Why would you do this, I hear you ask?  Well, what you have to remember is that VMM is very nicely linked into some of the other System Center components, such as SC Operations Manager 2007, for monitoring and alerting, and SC Configuration Manager 2007 for centralised patching and deployment, and the key thing about these technologies?  They are applicable for your physical, and your virtual environment, which is something different to what Virtual Center on it’s own.  If you’re looking for a quick idea of the integration between some of the System Center technologies, check out this Dell Video, integrating SCVMM and SCOM 2007.


So, back to the title of the post – Running ESX 3.5 in a VM on VMware Workstation.  It can be done.  I’ve done it, and the guys at Xtravirt have updated their guide to cover the new and updated ESX / ESXi.  This effectively allows you to build ‘VI in a box’, which I can then manage from SCVMM 2008!  It’s a great testing environment for me, and, as hardware is scarce, doesn’t stop me learning!

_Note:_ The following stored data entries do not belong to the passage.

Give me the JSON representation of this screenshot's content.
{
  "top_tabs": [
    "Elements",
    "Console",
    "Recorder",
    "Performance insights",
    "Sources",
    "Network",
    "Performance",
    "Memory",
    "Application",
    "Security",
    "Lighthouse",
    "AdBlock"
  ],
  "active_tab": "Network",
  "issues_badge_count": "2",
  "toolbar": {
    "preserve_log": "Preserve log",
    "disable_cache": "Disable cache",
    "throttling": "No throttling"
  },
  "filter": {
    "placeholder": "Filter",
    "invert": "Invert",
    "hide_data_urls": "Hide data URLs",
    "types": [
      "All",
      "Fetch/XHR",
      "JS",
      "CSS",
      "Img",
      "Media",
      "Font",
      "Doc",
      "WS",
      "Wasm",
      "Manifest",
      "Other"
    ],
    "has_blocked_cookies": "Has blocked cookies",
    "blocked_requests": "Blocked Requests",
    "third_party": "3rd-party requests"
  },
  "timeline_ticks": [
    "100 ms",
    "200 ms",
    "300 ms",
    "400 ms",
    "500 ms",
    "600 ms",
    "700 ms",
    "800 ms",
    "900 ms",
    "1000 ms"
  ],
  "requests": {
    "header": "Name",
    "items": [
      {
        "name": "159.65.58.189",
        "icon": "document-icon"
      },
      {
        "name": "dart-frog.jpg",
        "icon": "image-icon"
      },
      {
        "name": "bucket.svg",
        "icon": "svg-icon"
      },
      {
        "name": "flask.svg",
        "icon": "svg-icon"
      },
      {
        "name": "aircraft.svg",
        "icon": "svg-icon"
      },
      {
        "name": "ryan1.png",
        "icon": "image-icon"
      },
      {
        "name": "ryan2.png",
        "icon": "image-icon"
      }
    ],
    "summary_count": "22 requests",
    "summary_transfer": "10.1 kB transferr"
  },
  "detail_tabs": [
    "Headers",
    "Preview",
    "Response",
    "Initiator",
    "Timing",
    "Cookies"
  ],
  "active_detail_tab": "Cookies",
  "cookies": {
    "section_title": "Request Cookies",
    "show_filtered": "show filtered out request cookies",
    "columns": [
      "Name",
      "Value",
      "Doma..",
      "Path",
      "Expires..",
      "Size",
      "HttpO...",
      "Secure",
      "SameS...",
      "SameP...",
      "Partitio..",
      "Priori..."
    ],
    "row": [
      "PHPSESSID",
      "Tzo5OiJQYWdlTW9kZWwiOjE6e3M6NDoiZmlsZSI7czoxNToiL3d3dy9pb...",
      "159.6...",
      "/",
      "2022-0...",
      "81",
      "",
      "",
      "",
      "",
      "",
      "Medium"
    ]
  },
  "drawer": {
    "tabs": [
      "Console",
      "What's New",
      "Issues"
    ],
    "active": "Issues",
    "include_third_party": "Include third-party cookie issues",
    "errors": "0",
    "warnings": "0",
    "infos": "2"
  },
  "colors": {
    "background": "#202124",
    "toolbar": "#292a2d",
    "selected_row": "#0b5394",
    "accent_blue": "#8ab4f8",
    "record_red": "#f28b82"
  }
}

As an FYI - Virtual Machine Manager 2008 is due for release in September.  SC ConfigMgr and SC OpsMgr are already released, and have reached the SP1 milestone.

  • Source: Virtualboy Matt McSpirit blogged about how you could run ESX 3.5/ESXi on a VMware Workstation

  • Hey Matt!  Any idea if this can be done on Hyper-V?

    Cheers, Mark

  • Hi Mark,

    To be honest, I haven't tried - as good as Workstation is, I'm not sure it can 'emulate' the Intel VT / AMD-V into the VM so that Hyper-V can effectively install and run.  ESX installs as it doesn't technically 'need' Intel-VT / AMD-V, whereas Hyper-V does.

    You never know though - i'll have to dig out a spare machine and have a bash!